Eigentum durch Unwetter beschädigt? Wann Steuerlast sinkt | FLZ.de | Stage

arrow_back_rounded
Lesefortschritt
Veröffentlicht am 08.01.2026 11:19

Eigentum durch Unwetter beschädigt? Wann Steuerlast sinkt

Eine sorgfältige Dokumentation der Schäden und Reparaturen ist für den steuerlichen Abzug unerlässlich: Rechnungen, Fotos und Zahlungsbelege sichern den Nachweis. (Foto: Alexander Prautzsch/dpa-tmn)
Eine sorgfältige Dokumentation der Schäden und Reparaturen ist für den steuerlichen Abzug unerlässlich: Rechnungen, Fotos und Zahlungsbelege sichern den Nachweis. (Foto: Alexander Prautzsch/dpa-tmn)
Eine sorgfältige Dokumentation der Schäden und Reparaturen ist für den steuerlichen Abzug unerlässlich: Rechnungen, Fotos und Zahlungsbelege sichern den Nachweis. (Foto: Alexander Prautzsch/dpa-tmn)

Geplatzte Rohre, Risse im Mauerwerk, abgedeckte Dächer: Wenn Sturm, Eis, Schnee und anderes Unwetter das eigene Wohnhaus, Gartengrundstück oder Außenanlagen wie einen Zaun beschädigen, kann das steuerlich relevant werden. Denn die Kosten zur Beseitigung solcher Schäden können unter bestimmten Voraussetzungen die Steuer senken. Darauf weist der Bundesverband Lohnsteuerhilfevereine (BVL) hin.

„Grundsätzlich kommt entweder eine Berücksichtigung als außergewöhnliche Belastung oder als sogenannte Handwerkerleistung in Betracht“, sagt der stellvertretende BVL-Geschäftsführer David Martens. Als außergewöhnliche Belastungen können Ausgaben dann angesetzt werden, wenn Wohnung, Möbel, Hausrat oder Kleidung nach einer Beschädigung durch Reparatur oder Wiederbeschaffung wieder in den ursprünglichen Zustand versetzt werden.
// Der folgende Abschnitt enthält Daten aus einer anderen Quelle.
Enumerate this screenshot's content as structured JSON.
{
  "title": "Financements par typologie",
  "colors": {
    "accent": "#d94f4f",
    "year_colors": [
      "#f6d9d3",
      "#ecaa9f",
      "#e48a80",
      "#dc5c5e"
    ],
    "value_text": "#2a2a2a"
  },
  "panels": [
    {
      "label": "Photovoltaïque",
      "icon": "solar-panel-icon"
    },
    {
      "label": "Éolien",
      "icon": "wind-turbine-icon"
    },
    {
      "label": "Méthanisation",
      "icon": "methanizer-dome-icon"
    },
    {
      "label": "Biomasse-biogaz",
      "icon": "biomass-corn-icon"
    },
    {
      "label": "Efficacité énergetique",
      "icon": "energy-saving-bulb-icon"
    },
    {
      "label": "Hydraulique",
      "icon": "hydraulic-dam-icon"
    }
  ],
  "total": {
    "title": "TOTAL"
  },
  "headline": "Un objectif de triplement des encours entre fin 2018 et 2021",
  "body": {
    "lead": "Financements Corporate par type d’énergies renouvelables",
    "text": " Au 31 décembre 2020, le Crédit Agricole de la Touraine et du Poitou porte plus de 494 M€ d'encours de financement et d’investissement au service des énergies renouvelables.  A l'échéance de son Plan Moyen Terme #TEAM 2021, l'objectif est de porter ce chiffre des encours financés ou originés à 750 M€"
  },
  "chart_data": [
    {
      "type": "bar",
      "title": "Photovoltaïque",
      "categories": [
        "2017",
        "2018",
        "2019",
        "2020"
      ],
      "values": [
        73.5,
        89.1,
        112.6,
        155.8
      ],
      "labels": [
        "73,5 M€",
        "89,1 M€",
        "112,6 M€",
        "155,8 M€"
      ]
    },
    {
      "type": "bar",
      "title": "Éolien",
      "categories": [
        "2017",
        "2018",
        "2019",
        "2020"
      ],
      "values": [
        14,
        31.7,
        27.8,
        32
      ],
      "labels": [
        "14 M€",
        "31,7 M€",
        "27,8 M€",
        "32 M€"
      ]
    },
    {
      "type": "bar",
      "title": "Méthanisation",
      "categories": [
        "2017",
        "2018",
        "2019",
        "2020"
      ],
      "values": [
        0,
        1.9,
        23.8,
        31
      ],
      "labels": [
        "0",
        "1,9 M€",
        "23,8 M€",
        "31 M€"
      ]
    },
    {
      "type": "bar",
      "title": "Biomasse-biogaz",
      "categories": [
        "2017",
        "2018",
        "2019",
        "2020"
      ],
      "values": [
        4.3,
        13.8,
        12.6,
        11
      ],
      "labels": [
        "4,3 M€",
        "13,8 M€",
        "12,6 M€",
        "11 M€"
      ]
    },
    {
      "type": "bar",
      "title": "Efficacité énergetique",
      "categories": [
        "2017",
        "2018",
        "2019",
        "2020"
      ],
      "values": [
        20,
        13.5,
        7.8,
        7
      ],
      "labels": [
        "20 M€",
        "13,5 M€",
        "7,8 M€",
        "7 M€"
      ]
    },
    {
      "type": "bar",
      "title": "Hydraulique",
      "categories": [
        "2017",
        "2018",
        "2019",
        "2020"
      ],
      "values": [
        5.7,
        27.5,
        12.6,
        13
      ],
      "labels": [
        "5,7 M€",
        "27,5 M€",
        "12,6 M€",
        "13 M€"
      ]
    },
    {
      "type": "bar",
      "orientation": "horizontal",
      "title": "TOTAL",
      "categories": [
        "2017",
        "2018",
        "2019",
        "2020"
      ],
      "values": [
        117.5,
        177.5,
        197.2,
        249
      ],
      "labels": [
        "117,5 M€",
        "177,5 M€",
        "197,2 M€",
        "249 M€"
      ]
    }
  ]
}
Voraussetzung ist jedoch, dass die Schäden nicht durch eine allgemein zugängliche Gebäude- oder Hausratversicherung hätten abgedeckt werden können. Spezielle Elementarversicherungen sind allerdings nicht erforderlich. „Das heißt, dass nur der Differenzbetrag, der nicht durch eine Versicherung abgedeckt wurde, beziehungsweise hätte werden können, als außergewöhnliche Belastung gilt“, so Martens.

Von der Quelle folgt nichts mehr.